How damned deliberate, like a hornet struggling for life. We’re talking primordial soup in a panic almost too protracted to witness, the only humanity we’ve had to cling to so far being minutes from vapor. Suddenly a cavernous silence, the type you might imagine before being hit by an oncoming train.

Worm through your day-to-day, then quickly gather dust. Emotional tug will still be there for us when apostles break down walls. Rolling down the windows might well be a therapeutic issue.

Don’t screw around with your certainty. His projected project like another piece of debris more permanent than himself. Otherworldly flotsam. A certain tired humanity filled with some creeping sense that something’s on its way and may never arrive. Cleft mumble, unspoken floors. Apparent silence.

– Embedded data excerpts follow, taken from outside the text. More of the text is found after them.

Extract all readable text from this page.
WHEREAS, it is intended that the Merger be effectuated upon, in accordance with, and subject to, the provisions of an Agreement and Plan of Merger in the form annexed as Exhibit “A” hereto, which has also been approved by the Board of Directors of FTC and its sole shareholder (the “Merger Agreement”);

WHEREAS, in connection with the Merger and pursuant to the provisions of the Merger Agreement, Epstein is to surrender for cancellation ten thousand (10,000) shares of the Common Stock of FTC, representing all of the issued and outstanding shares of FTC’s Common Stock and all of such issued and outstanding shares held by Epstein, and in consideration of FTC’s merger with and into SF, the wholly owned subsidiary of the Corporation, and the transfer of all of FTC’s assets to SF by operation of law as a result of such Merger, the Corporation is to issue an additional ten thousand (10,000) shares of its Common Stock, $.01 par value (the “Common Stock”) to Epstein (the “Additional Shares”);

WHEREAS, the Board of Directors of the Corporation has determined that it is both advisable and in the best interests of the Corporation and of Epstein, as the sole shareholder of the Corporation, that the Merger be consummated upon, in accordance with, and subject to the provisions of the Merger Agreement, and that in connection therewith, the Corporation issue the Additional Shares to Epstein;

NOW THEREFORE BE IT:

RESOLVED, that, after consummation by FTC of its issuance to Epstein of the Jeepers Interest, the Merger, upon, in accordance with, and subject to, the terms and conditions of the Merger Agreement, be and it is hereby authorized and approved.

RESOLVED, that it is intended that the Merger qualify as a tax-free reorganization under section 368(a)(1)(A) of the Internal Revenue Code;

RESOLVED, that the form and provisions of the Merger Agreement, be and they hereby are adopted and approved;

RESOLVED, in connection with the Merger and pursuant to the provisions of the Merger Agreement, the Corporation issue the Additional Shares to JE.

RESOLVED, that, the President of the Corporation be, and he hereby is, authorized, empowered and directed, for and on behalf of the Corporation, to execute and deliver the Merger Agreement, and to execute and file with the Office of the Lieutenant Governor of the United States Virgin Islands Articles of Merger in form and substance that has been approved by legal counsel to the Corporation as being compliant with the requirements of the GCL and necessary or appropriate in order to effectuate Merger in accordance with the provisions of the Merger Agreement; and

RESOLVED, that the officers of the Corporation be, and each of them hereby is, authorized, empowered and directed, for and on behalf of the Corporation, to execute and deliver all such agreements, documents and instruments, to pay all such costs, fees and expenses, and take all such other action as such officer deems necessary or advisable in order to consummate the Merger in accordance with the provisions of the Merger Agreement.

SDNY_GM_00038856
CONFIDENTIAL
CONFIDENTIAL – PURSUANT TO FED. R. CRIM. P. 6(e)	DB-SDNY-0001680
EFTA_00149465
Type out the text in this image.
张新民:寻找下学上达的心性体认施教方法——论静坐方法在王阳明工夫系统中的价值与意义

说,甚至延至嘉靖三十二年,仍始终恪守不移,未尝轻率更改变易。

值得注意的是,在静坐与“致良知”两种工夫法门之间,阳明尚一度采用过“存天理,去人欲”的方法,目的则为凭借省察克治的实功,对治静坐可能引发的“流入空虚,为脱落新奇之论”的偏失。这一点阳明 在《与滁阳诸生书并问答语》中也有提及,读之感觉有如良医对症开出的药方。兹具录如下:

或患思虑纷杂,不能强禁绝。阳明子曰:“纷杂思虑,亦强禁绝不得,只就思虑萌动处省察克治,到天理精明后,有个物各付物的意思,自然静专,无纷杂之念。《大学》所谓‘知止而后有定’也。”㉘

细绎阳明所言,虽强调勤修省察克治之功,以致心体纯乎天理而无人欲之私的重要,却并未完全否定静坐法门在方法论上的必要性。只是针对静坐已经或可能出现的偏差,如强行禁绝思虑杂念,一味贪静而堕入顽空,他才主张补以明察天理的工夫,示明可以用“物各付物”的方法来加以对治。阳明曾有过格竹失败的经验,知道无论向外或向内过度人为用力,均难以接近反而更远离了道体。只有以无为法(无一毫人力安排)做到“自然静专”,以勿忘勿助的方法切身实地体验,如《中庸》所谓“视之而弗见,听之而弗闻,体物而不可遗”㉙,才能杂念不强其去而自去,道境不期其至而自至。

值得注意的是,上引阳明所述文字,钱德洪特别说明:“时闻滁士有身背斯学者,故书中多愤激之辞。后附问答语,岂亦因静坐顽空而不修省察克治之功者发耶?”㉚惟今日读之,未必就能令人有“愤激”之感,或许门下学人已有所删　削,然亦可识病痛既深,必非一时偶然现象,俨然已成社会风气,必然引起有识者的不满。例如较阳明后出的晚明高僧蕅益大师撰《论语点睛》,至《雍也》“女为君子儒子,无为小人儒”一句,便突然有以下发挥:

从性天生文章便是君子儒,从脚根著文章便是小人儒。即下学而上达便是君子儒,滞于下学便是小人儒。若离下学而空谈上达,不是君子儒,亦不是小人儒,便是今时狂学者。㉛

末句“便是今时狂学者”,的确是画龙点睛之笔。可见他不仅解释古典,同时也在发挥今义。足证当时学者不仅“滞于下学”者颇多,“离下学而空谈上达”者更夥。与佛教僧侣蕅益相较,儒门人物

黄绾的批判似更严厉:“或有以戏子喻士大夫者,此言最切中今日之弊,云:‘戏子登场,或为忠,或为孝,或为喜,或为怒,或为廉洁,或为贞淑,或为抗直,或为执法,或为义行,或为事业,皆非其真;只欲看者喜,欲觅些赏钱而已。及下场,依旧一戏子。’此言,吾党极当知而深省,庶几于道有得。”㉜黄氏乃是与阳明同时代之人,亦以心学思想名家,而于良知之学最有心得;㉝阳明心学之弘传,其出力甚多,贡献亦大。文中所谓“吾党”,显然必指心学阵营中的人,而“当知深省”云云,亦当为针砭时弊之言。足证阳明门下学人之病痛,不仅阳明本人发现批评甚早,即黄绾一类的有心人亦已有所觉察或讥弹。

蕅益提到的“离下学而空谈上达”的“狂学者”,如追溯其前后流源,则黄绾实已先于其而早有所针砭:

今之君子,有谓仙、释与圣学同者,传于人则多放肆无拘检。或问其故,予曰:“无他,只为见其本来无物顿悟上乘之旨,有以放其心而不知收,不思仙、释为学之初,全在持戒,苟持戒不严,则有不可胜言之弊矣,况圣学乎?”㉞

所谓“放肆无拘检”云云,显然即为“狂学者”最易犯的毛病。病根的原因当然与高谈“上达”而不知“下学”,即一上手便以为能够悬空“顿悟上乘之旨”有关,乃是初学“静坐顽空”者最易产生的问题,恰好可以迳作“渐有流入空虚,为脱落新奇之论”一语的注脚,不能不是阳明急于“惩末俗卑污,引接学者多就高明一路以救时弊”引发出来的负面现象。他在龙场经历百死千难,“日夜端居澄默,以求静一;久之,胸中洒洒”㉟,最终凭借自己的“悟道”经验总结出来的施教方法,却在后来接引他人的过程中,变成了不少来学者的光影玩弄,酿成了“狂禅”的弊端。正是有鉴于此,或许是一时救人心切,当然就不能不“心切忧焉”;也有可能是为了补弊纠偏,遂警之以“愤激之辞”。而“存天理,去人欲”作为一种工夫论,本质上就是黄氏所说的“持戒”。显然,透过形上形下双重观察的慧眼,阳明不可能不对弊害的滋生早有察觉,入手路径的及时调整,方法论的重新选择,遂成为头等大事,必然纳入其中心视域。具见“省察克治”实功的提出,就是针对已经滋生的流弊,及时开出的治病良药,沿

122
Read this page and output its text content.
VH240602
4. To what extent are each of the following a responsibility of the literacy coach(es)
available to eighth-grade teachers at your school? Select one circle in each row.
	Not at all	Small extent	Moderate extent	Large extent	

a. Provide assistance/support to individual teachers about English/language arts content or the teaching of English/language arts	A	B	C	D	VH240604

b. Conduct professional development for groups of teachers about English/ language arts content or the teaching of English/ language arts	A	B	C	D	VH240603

There’s no easy word for how contagious woes punch straight through where they need to. Grief straddles the line between the human and the chemical. We should be thankful he dwelt long enough to make no bones. I don’t know which side of the skull I’m on.

There’s only, it seems, one thing left to love: this solitary, fractured record. A claustrophobic aluminum halo. A brass rubbing of some ineffable, powerful yet stationary force. Sitting in the corner gathering dust, messing with the guts — they do go on forever.

Some days I can stare into smoke for hours. Less an act of investigation and more an act of prayer. The actual visceral experience of one person’s diminution. The world lost a warm and honest person.

Go out the window. Step in the glimmering bear trap. Split your heart, replete. Imperfect until it becomes perfect. No matter how many bizarre directions this relationship takes, it all comes together again on a couch in Syracuse.